Anche Gramsci era malato. I farmaci antipsicotici che assumeva, i dolori alla schiena, alle mani, alle gengive, le nevralgie che lo assillavano, già da anni lo avevano indotto a vivere lontano dai compagni e celare elementi intimi e privati della sua vita. È singolare, di nuovo, che le biografie abbiano qualificato i padroni di casa di Gramsci a Roma tra il 1924 e il 1926, i coniugi tedeschi Clara e George Philipp Passarge, come ignari “affittacamere”. Non lo erano. Passarge era tra i più noti farmacisti della capitale, in relazione con i migliori medici e scienziati, da Raffaele Bastianelli a Giovanni Battista Grassi. Il figlio dei Passarge, Mario, era il corrispondente del Vossische Zeitung e ben introdotto negli ambienti politici e parlamentari della capitale; era anche intimo amico di Carmine Senise, il futuro Capo della polizia. Senise tenne a battesimo la figlia di Passarge, Dagmar, proprio nei mesi in cui Gramsci viveva nel villino in Via Morgagni. La sola, plausibile spiegazione alla sorprendente convivenza è che Gramsci intendesse proteggere la propria riservatezza e la propria salute. Nell’accogliente appartamento dei Passarge, nel più borghese e “tranquillo” dei quartieri di Roma, avrebbe proseguito le cure intraprese in Russia e in Austria; avrebbe ottenuto i farmaci di cui aveva bisogno e richiesto, quando necessaria, l’assistenza di sanitari in un ambiente familiare che, con ogni evidenza, Gramsci apprezzava. Stupisce che Mario Passarge, dopo l’avvento del nazismo, si trasferì a Berlino per guidare l’ufficio stampa dell’NW7, il temibile servizio di spionaggio della I.G. Farben, e che per questo fu chiamato a testimoniare al processo di Norimberga per crimini di guerra. Ma questa, certamente, è un’altra storia.
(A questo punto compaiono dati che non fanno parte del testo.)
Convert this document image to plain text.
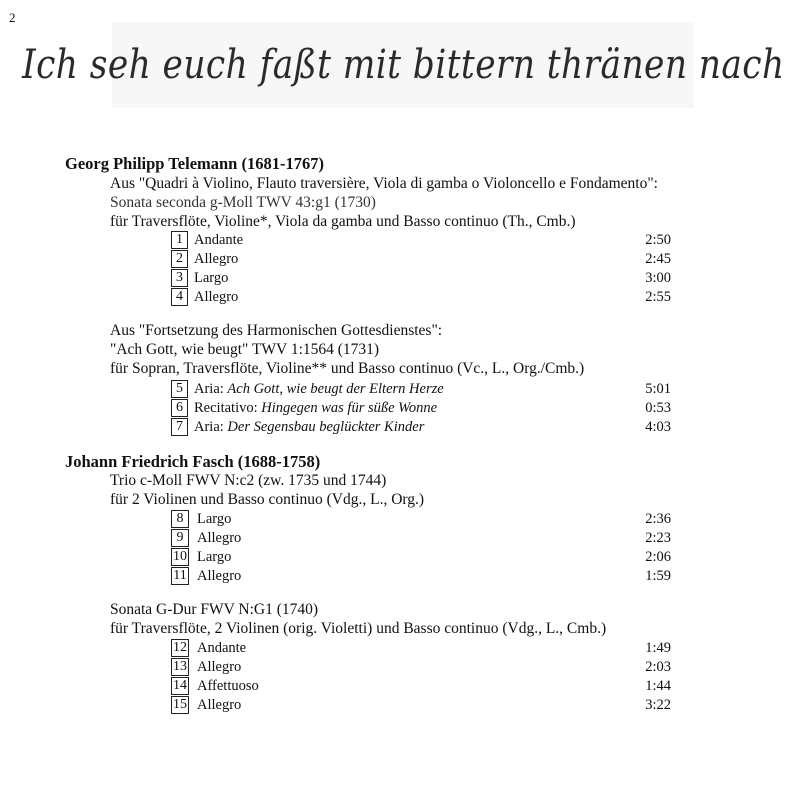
2
Ich seh euch faßt mit bittern thränen nach
Georg Philipp Telemann (1681-1767)
Aus "Quadri à Violino, Flauto traversière, Viola di gamba o Violoncello e Fondamento":
Sonata seconda g-Moll TWV 43:g1 (1730)
für Traversflöte, Violine*, Viola da gamba und Basso continuo (Th., Cmb.)
1 Andante	2:50
2 Allegro	2:45
3 Largo	3:00
4 Allegro	2:55
Aus "Fortsetzung des Harmonischen Gottesdienstes":
"Ach Gott, wie beugt" TWV 1:1564 (1731)
für Sopran, Traversflöte, Violine** und Basso continuo (Vc., L., Org./Cmb.)
5 Aria: Ach Gott, wie beugt der Eltern Herze	5:01
6 Recitativo: Hingegen was für süße Wonne	0:53
7 Aria: Der Segensbau beglückter Kinder	4:03
Johann Friedrich Fasch (1688-1758)
Trio c-Moll FWV N:c2 (zw. 1735 und 1744)
für 2 Violinen und Basso continuo (Vdg., L., Org.)
8 Largo	2:36
9 Allegro	2:23
10 Largo	2:06
11 Allegro	1:59
Sonata G-Dur FWV N:G1 (1740)
für Traversflöte, 2 Violinen (orig. Violetti) und Basso continuo (Vdg., L., Cmb.)
12 Andante	1:49
13 Allegro	2:03
14 Affettuoso	1:44
15 Allegro	3:22
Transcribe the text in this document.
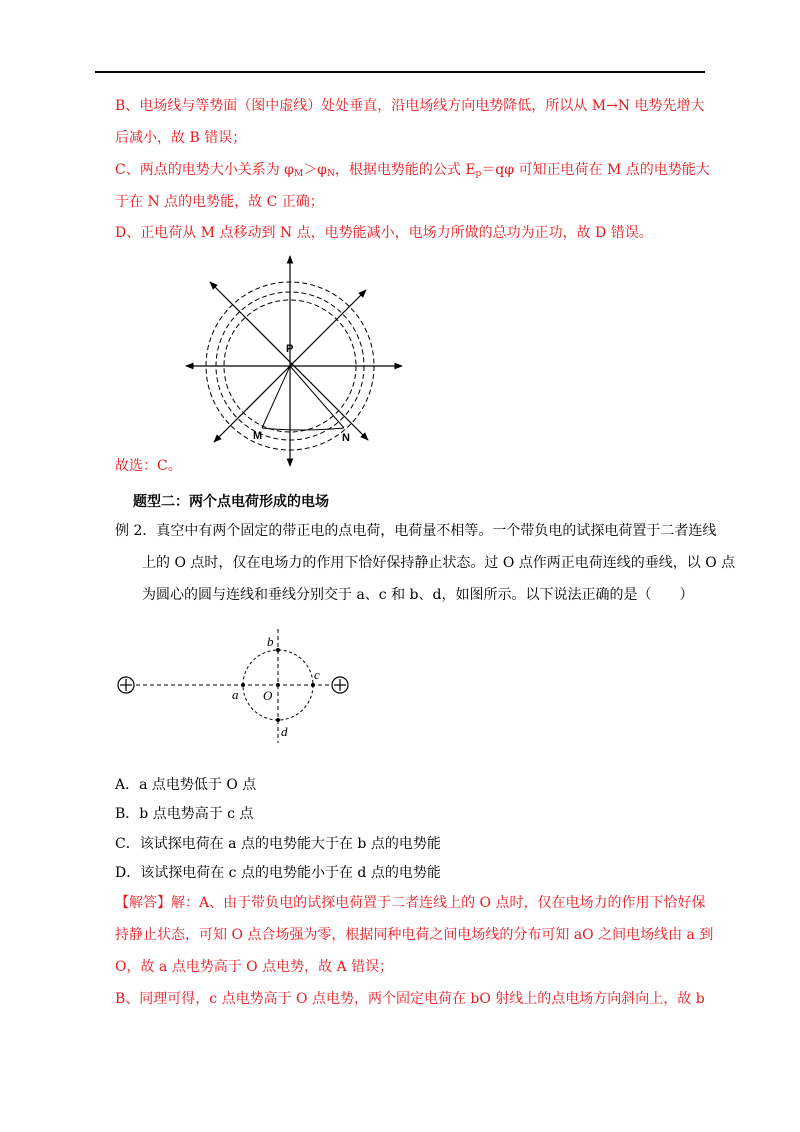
B、电场线与等势面（图中虚线）处处垂直，沿电场线方向电势降低，所以从 M→N 电势先增大
后减小，故 B 错误；
C、两点的电势大小关系为 $\varphi_M>\varphi_N$，根据电势能的公式 $E_p=q\varphi$ 可知正电荷在 M 点的电势能大
于在 N 点的电势能，故 C 正确；
D、正电荷从 M 点移动到 N 点，电势能减小，电场力所做的总功为正功，故 D 错误。
P
M	N
故选：C。
题型二：两个点电荷形成的电场
例 2．真空中有两个固定的带正电的点电荷，电荷量不相等。一个带负电的试探电荷置于二者连线
上的 O 点时，仅在电场力的作用下恰好保持静止状态。过 O 点作两正电荷连线的垂线，以 O 点
为圆心的圆与连线和垂线分别交于 a、c 和 b、d，如图所示。以下说法正确的是（　　）
a
b
c
d
O
A．a 点电势低于 O 点
B．b 点电势高于 c 点
C．该试探电荷在 a 点的电势能大于在 b 点的电势能
D．该试探电荷在 c 点的电势能小于在 d 点的电势能
【解答】解：A、由于带负电的试探电荷置于二者连线上的 O 点时，仅在电场力的作用下恰好保
持静止状态，可知 O 点合场强为零，根据同种电荷之间电场线的分布可知 aO 之间电场线由 a 到
O，故 a 点电势高于 O 点电势，故 A 错误；
B、同理可得，c 点电势高于 O 点电势，两个固定电荷在 bO 射线上的点电场方向斜向上，故 b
Gramsci si spense a Roma nell’aprile del 1937. Aveva 46 anni. Le ricerche fin qui condotte dagli storici non spiegano neppure chi, al termine della degenza, estinse il debito con la clinica Quisisana e saldò le parcelle dei medici. Sappiamo tuttavia che Gramsci avrebbe preferito la più sobria casa di cura “Diaconesse germaniche” dove, alcuni anni prima, si era spenta la Signora Clara Passarge. Nel 1938, alla vigilia del suo ritorno in Russia, Tat’jana Å ucht depose l’urna con le ceneri nel cimitero protestante di Roma in un luogo appartato lungo le mura aureliane. Poco lontano erano la tomba della Signora Clara e il monumento in marmo bianco dedicato alla figlia Elsbeth, scomparsa a soli quindici giorni dal matrimonio. Nel corso degli anni il monumento alla ventenne tedesca divenne meta di un singolare pellegrinaggio. I visitatori del cimitero, ancora oggi, depongono fiori tra le mani della sposa dal viso triste perché, a cento anni dalla sua morte, ancora Elsbeth Passarge “dona fortuna” a chi la ricorda. Nel dopoguerra, invece, la tomba di Gramsci fu trasferita presso i cancelli di ingresso al cimitero affinché i visitatori, sempre più numerosi alle commemorazioni del Partito, non affollassero i sentieri che separano le tombe austere e silenziose degli acattolici. Un altro, sottile filo della memoria venne reciso in nome della condivisione del mito.